This is a deeply moving story with superb acting although I didn't reach for the Kleenex. I would call it a very difficult lesson in life to be learned, about letting go of the past and thinking of present values and the future instead - reaching forward to the positive in life and releasing the past - something not everyone is prepared to do.
It is of a young couple, Elizabeth and John (Claudette Colbert and Orson Welles), who are abruptly parted by the duty of John's service in the First War. He is injured badly, and while wrapped in facial bandages in hospital he makes the decision not to notify next of kin and drop out of his young wife's life because he feels he could never be the same man again, at least to her. So he is presumed dead. Meanwhile back home she has been notified of this tragic news and manages to deal with it bravely even though she is going to have his child. Lawrence (George Brent) steps into her life to assist then eventually they marry and create a reasonably happy life together.
A weakness in the film that challenges us is that John's features were not altered so very much in the movie after his war injuries and the required facial surgery. I think more could have been done on this point to give the film greater credibility. Basically a beard was added and graying hair to camouflage his appearance but ... I mean, if you've known someone so well, it's well-nigh impossible to mistake their tone of voice or expression of the eyes ... so I had trouble getting over this shortcoming.
Twenty years later in the unfolding story it becomes indeed a razor's edge on which to tread when former wife Elizabeth again encounters John, who is now known as Erik Kessler, middle aged, graying, and has difficulty getting around. He has re-entered her life as an Austrian chemist brought to America to advise the firm which her husband operates! Small world at times, no? However, that's the story.

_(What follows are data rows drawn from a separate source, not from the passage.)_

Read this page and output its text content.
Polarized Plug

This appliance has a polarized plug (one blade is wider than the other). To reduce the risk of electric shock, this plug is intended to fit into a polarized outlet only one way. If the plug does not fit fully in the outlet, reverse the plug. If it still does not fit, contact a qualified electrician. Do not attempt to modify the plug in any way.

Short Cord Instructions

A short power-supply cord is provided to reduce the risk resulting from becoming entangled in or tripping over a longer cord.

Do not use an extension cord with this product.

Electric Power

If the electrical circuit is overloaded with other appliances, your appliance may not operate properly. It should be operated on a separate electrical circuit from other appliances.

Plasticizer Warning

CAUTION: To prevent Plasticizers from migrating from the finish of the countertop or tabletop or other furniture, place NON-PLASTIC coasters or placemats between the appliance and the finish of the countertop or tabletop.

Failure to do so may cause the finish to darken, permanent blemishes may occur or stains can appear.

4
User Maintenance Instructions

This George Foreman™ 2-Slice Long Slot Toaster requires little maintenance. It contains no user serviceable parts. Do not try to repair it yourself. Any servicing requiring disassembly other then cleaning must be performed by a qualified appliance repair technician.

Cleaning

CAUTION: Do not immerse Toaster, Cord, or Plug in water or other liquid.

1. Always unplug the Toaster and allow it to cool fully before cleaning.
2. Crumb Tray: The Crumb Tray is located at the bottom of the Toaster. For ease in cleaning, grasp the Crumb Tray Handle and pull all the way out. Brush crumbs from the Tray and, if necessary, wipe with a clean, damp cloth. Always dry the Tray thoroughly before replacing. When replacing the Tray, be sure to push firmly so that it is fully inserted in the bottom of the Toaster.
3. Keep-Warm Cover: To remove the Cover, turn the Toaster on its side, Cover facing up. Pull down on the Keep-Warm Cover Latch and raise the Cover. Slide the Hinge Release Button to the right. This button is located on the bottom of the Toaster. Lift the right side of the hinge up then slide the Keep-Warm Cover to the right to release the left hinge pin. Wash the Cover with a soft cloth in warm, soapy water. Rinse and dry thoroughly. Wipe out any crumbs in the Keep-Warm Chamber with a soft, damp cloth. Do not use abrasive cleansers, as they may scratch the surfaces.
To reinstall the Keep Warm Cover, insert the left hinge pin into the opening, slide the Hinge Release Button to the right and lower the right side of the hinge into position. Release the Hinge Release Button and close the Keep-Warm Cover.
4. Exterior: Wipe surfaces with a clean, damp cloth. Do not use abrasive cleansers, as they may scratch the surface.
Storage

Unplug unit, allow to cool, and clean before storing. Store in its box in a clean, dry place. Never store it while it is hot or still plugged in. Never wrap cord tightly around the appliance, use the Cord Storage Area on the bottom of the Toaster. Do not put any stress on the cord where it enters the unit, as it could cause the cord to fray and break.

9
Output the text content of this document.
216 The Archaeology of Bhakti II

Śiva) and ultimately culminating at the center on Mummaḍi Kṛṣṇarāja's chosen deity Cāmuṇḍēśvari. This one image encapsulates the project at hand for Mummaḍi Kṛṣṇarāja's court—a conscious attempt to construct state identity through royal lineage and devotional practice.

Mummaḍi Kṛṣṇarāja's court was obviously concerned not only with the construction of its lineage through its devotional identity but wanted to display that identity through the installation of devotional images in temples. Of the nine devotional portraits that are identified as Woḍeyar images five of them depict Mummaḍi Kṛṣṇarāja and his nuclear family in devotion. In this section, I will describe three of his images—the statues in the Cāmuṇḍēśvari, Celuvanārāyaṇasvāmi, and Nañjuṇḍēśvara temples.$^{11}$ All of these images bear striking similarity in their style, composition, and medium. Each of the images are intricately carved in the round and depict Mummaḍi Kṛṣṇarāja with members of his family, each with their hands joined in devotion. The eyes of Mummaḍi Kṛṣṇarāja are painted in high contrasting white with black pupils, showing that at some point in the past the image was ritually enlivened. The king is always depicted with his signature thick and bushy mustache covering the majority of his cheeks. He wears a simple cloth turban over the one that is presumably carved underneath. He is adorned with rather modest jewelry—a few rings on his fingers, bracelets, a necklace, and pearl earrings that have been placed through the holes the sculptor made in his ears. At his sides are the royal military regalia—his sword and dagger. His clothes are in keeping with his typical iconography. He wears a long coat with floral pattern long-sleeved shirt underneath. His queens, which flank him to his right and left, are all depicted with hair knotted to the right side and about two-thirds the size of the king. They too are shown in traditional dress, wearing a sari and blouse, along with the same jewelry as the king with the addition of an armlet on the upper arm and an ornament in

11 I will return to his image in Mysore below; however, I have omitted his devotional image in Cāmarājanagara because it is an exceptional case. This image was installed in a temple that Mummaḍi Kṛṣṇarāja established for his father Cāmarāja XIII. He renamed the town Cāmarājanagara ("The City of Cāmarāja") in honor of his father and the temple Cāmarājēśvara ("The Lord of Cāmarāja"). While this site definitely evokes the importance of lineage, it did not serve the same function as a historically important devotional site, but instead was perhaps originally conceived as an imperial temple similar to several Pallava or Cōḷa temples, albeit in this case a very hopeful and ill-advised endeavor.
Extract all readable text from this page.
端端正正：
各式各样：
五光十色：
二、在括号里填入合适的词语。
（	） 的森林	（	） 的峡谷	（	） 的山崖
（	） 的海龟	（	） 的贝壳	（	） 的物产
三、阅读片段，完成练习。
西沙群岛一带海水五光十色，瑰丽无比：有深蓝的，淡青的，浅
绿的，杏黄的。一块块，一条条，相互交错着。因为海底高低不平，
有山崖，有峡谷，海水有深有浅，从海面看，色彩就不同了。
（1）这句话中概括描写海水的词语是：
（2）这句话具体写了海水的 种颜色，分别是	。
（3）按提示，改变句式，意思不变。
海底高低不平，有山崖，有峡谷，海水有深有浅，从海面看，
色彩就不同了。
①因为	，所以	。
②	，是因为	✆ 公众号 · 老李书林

There is a great deal of reminiscing done by Elizabeth as she recalls touching moments from her time with John, and shows us how easy it is to look back longingly at memories of the past. But now, after nineteen years of their estrangement, reality has set in for both: Elizabeth has a family to care for, a present obligation which takes precedence, and John too has the responsibility of a young adopted daughter, Margaret (Natalie Wood).
So while every ensuing meeting brings them closer to the truth of their former relationship, it is a very thin line indeed that separates them from the possibility of true recognition of each other and the memories of bygone days. Each encounter seems to bring more remembrance that neither of them can fully accept but for different reasons.
I found the dialog most intriguing on several levels. It reminded me of the scales of Justice which are finely weighed for both sides yet never truly balanced. John, now known as the elderly Erik Kessler, talked of the future's promise that lay ahead for Elizabeth, of how she had a good life in the present and was needed by others. Here again he nobly steps aside so that she will have a more fulfilling life although he won't be part of it as he has so little to offer, or so he reasons. He points out to her that the memories of the past she holds are really of the good times and can never be recreated in the present for life has changed them both. Interestingly, it really does show us that living in the past is somehow a negative phase which never can be changed, and that we must take hold of Life in the present and look to the future where there is promise - for tomorrow is "forever", the past is "never".
This film expresses some very fine sentiments. Have ordered the book and hope to gain more by giving it a serious reading as well.